Um funcionário do INSS citou o caso de um taxista, de 58 anos, que pagou o equivalente a três anos em contribuições atrasadas (cerca de R$ 9 mil) para garantir a aposentadoria. E de uma jovem de apenas 36 anos que foi atrás de informações sobre o que era necessário para se aposentar.
O INSS acredita que o debate sobre uma reforma da Previdência pode ser um dos fatores que ajudaram a elevar os números tanto de solicitação quanto de concessão do benefício este ano, mas o gerente executivo no Rio de Janeiro, Flávio Souza, atribui o movimento a um conjunto de razões. Para ele, a própria mudança, em 2015, com a regra 85/95, a recessão da economia brasileira e o envelhecimento da população contribuem para o aumento nas aposentadorias. Segundo o INSS, a mudança na forma do cálculo das aposentadorias no ano passado exigiu a adequação dos sistemas, o que fez com que os processos tivessem de aguardar nesse período. Também houve influência da greve dos funcionários.

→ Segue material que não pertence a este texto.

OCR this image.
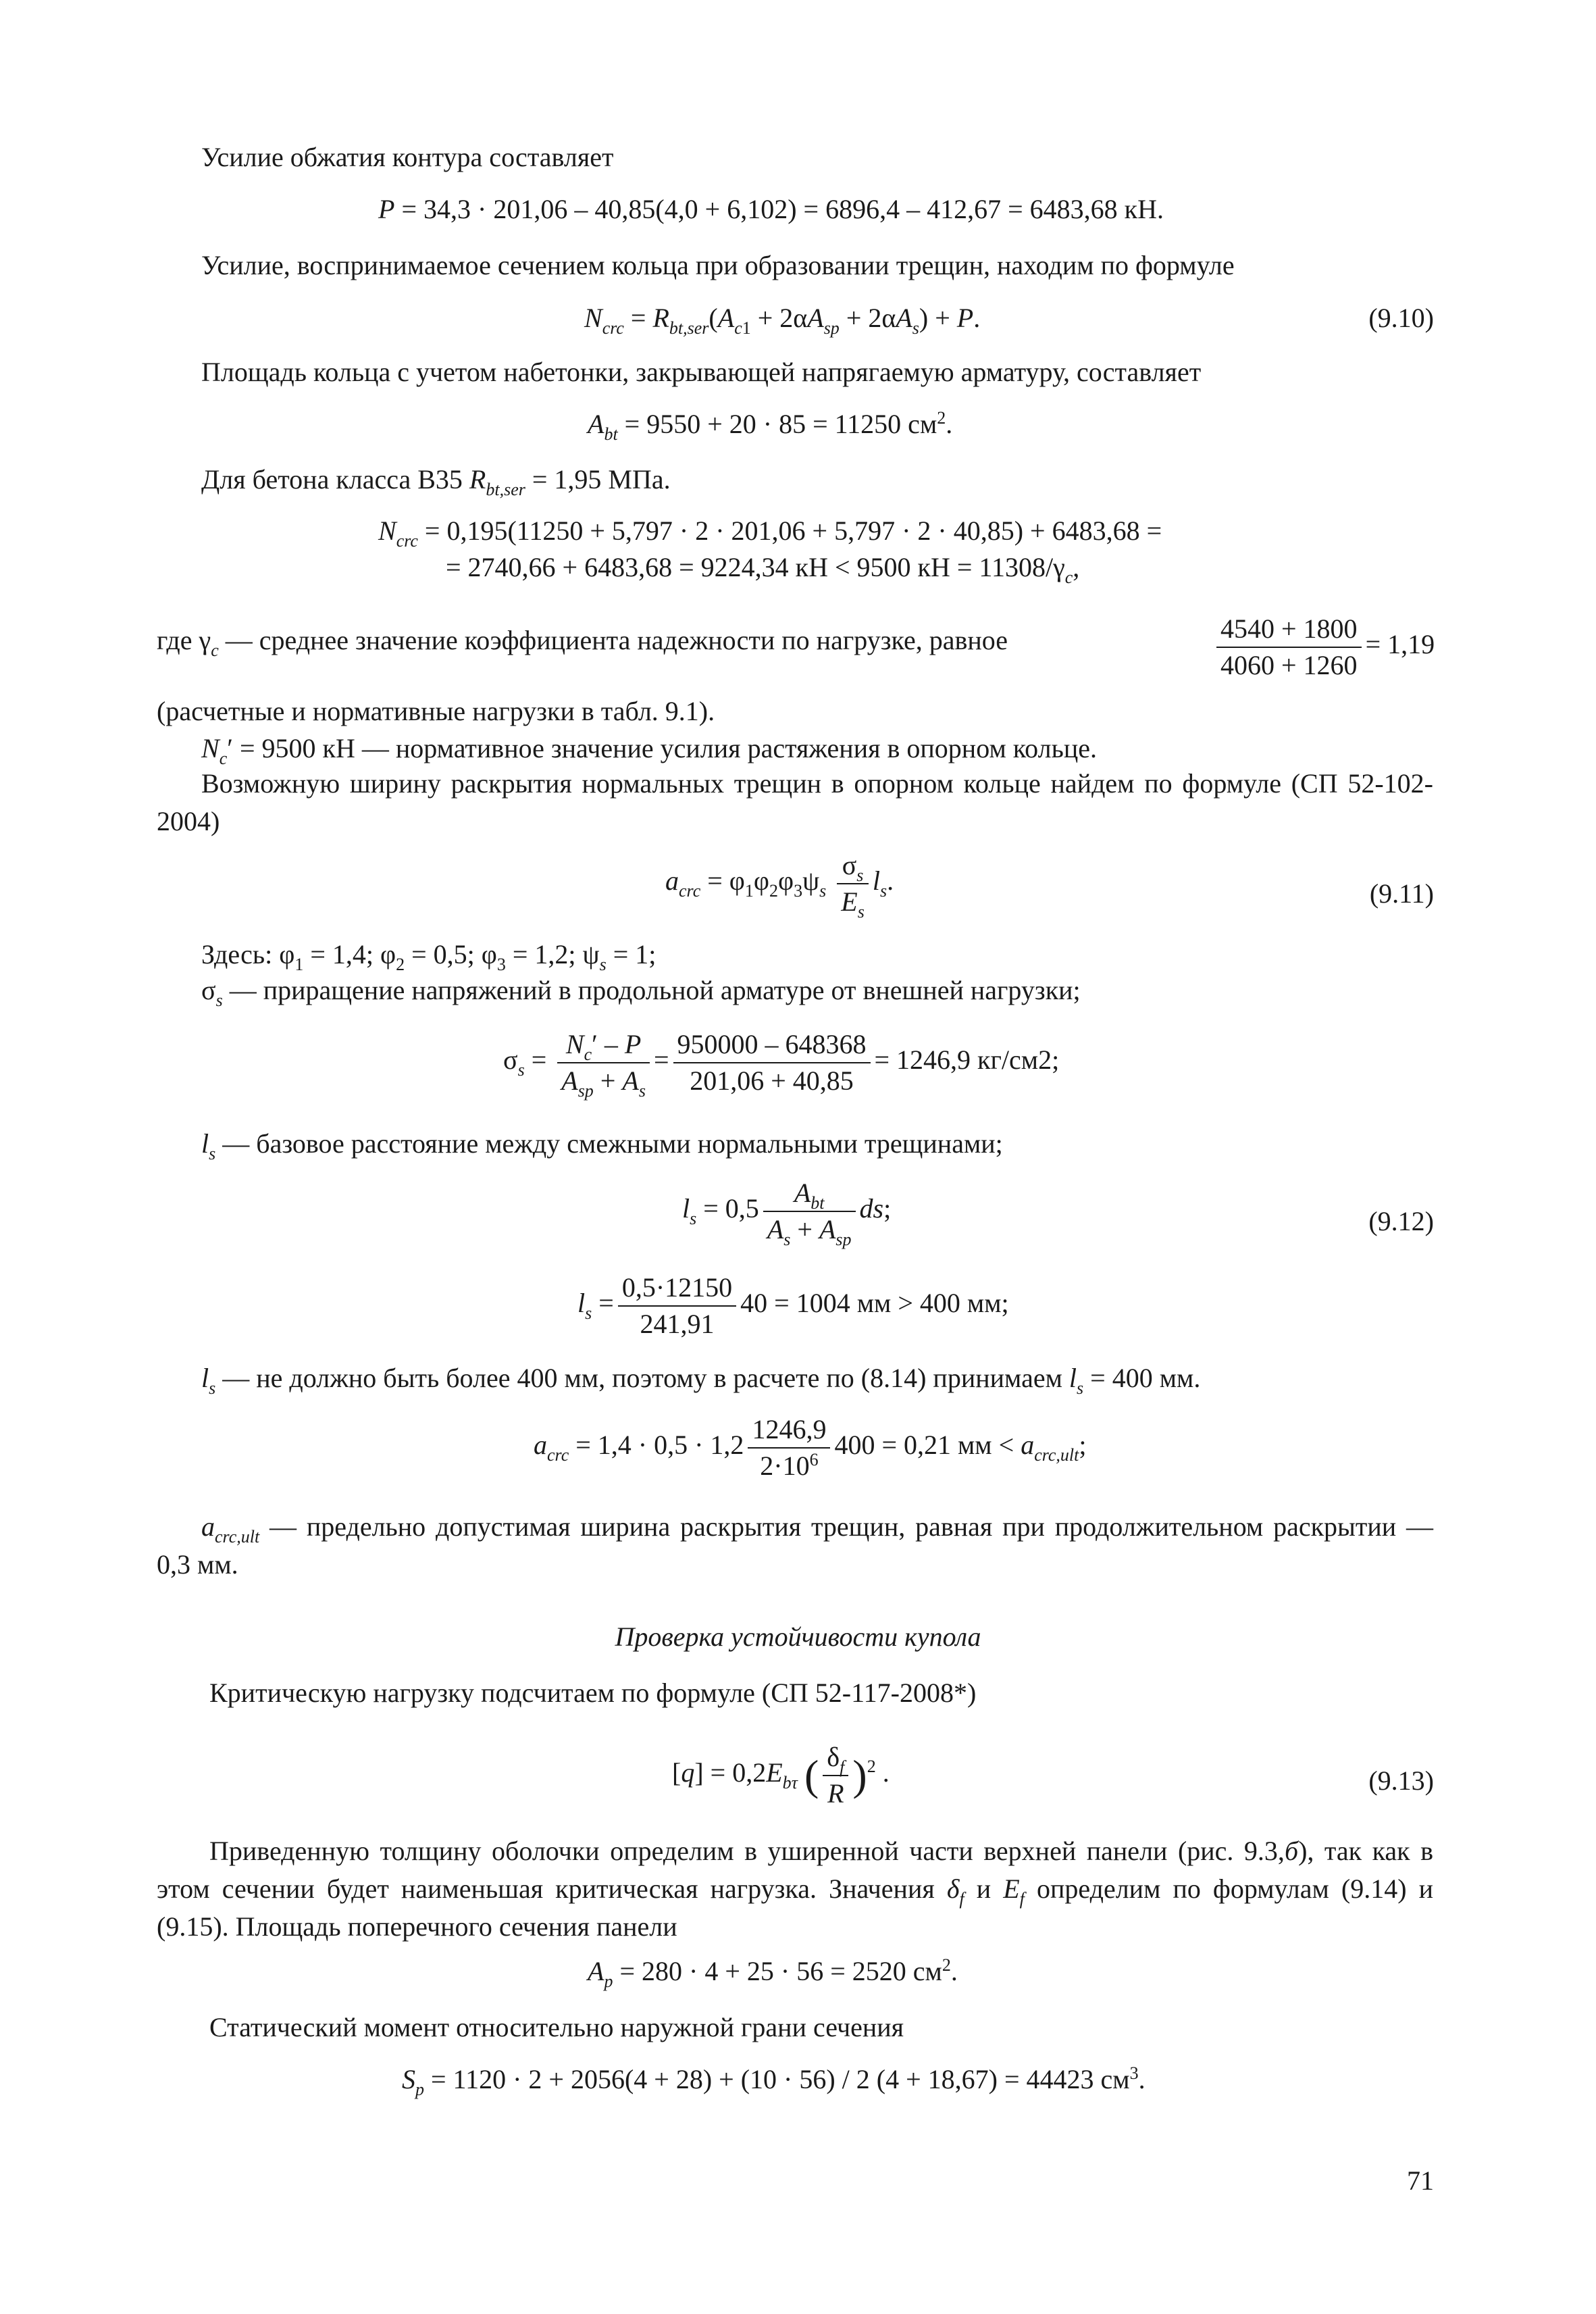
Усилие обжатия контура составляет
P = 34,3 · 201,06 – 40,85(4,0 + 6,102) = 6896,4 – 412,67 = 6483,68 кН.
Усилие, воспринимаемое сечением кольца при образовании трещин, находим по формуле
$N_{crc} = R_{bt,ser}(A_{c1} + 2\alpha A_{sp} + 2\alpha A_s) + P$.	(9.10)
Площадь кольца с учетом набетонки, закрывающей напрягаемую арматуру, составляет
$A_{bt} = 9550 + 20 \cdot 85 = 11250$ $см^2$.
Для бетона класса В35 $R_{bt,ser} = 1,95$ МПа.
$N_{crc} = 0,195(11250 + 5,797 \cdot 2 \cdot 201,06 + 5,797 \cdot 2 \cdot 40,85) + 6483,68$ =
= 2740,66 + 6483,68 = 9224,34 кН < 9500 кН = $11308/\gamma_c$,
где $\gamma_c$ — среднее значение коэффициента надежности по нагрузке, равное	$\frac{4540 + 1800}{4060 + 1260} = 1,19$
(расчетные и нормативные нагрузки в табл. 9.1).
$N_c' = 9500$ кН — нормативное значение усилия растяжения в опорном кольце.
Возможную ширину раскрытия нормальных трещин в опорном кольце найдем по формуле (СП 52-102-2004)
$a_{crc} = \varphi_1\varphi_2\varphi_3\psi_s \frac{\sigma_s}{E_s} l_s$.	(9.11)
Здесь: $\varphi_1 = 1,4$; $\varphi_2 = 0,5$; $\varphi_3 = 1,2$; $\psi_s = 1$;
$\sigma_s$ — приращение напряжений в продольной арматуре от внешней нагрузки;
$\sigma_s = \frac{N_c' - P}{A_{sp} + A_s} = \frac{950000 - 648368}{201,06 + 40,85} = 1246,9$ кг/см2;
$l_s$ — базовое расстояние между смежными нормальными трещинами;
$l_s = 0,5 \frac{A_{bt}}{A_s + A_{sp}}$ ds;	(9.12)
$l_s = \frac{0,5\cdot 12150}{241,91} 40 = 1004$ мм > 400 мм;
$l_s$ — не должно быть более 400 мм, поэтому в расчете по (8.14) принимаем $l_s = 400$ мм.
$a_{crc} = 1,4 \cdot 0,5 \cdot 1,2 \frac{1246,9}{2\cdot 10^6} 400 = 0,21$ мм < $a_{crc,ult}$;
$a_{crc,ult}$ — предельно допустимая ширина раскрытия трещин, равная при продолжительном раскрытии — 0,3 мм.
Проверка устойчивости купола
Критическую нагрузку подсчитаем по формуле (СП 52-117-2008*)
$[q] = 0,2E_{b\tau}$ ( $\frac{\delta_f}{R} )^2$ .	(9.13)
Приведенную толщину оболочки определим в уширенной части верхней панели (рис. 9.3,б), так как в этом сечении будет наименьшая критическая нагрузка. Значения $\delta_f$ и $E_f$ определим по формулам (9.14) и (9.15). Площадь поперечного сечения панели
$A_p = 280 \cdot 4 + 25 \cdot 56 = 2520$ $см^2$.
Статический момент относительно наружной грани сечения
$S_p = 1120 \cdot 2 + 2056(4 + 28) + (10 \cdot 56) / 2$ (4 + 18,67) = 44423 $см^3$.
71
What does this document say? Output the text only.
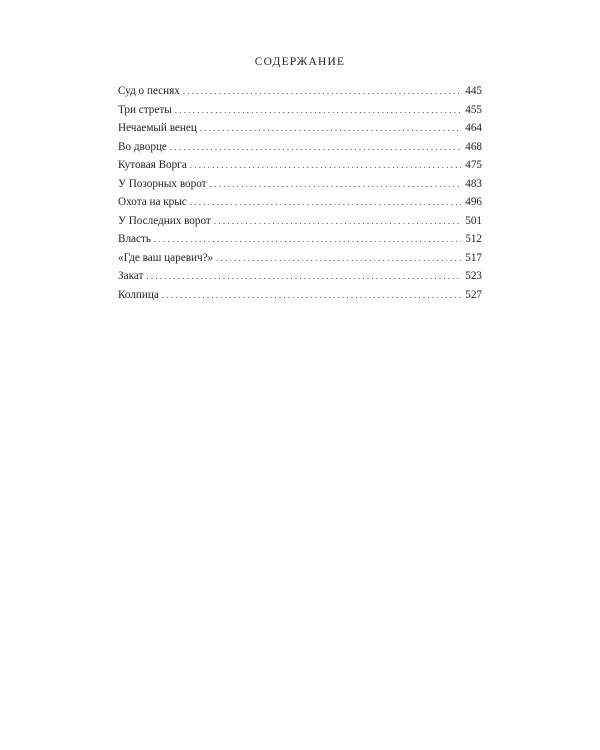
СОДЕРЖАНИЕ
Суд о песнях . . .	445
Три стреты . . .	455
Нечаемый венец . . .	464
Во дворце . . .	468
Кутовая Ворга . . .	475
У Позорных ворот . . .	483
Охота на крыс . . .	496
У Последних ворот . . .	501
Власть . . .	512
«Где ваш царевич?» . . .	517
Закат . . .	523
Колпица . . .	527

— Não há uma pesquisa qualitativa para identificar as causas para o aumento de pedidos e concessões de aposentadorias. Mas o comportamento pode ter a ver com as modificações na regra do ano passado, com o crescimento do desemprego e o aumento natural da demanda, com o envelhecimento da população. É possível que o debate sobre a reforma da Previdência também contribua para esse aumento — avalia Souza.
Apenas entre janeiro e julho, foram fechadas 623.520 vagas formais de trabalho no país, segundo os dados do Ministério do Trabalho. Foi o pior desempenho para o período desde o início da série histórica, em 2002. Em 2015, o mercado de trabalho formal encerrou com 1,5 milhão de vagas a menos que no ano anterior.
PEDIDOS REPRESADOS PELA GREVE
Na avaliação de Leonardo Rolim, ex-secretário de Previdência e consultor de Orçamento da Câmara de Deputados, a greve é a principal razão para a disparada nas concessões de aposentadoria em 2016:
— Há um represamento por causa da greve. Quando acaba, o número de aposentadorias aumenta. Além disso, em função do envelhecimento da população, há um crescimento médio de 3,5% do número de benefícios por ano. Mas pode ter uma pequena parcela motivada pelo debate da Previdência sim, por medo das mudanças.
Na prática, diz Rolim, mais de 90% dos pedidos de aposentadoria são feitos logo após o trabalhador preencher os requisitos necessários para o benefício. Segundo ele, são poucos os que já esperavam por mais tempo para entrar com o pedido.
Coordenador de manutenção de uma plataforma da Petrobras na Bacia de Campos, José Fabio de Souza Amorim, de 55 anos, deu entrada no pedido de aposentadoria no ano passado, logo após a mudança das regras. Mas parte do tempo de trabalho com fator de periculosidade não foi reconhecida, e ele tenta rever o valor do benefício:
— Assim que caiu o fator previdenciário, fui atrás dos meus direitos, mas tive dificuldade para reconhecer uma parte do tempo trabalhado. Estou tranquilo porque minha situação está encaminhada, mas me preocupo pelos outros.
CORRERIA PODE PREJUDICAR
A correria para a aposentadoria pode ser prejudicial para o trabalhador. O alerta é de Rodrigo Oliveira, gerente sênior de Previdência e Trabalho da EY (ex-Ernst & Young), que defende uma análise detalhada das condições de cada um para a aposentadoria e da própria proposta que será enviada pelo governo antes de qualquer tomada de decisão:
— Está todo mundo ressabiado, com receio do que está por vir, mas ainda não existe nada de concreto, não há um documento. Quando a proposta for encaminhada ao Congresso, será possível saber os detalhes e embasar melhor a decisão.
Independentemente do que será proposto, no entanto, Oliveira afirma que a legislação e a própria jurisprudência confirmam que quem já tiver o direito a aposentar antes das mudanças não será afetado pelas novas regras.
— As pessoas estão correndo para evitar pedágio ou as mudanças que por ventura virão. Mas quem já cumpriu todos os requisitos para a aposentadoria não será atingido. Isso é uma garantia tanto da legislação quanto dos tribunais — diz Oliveira.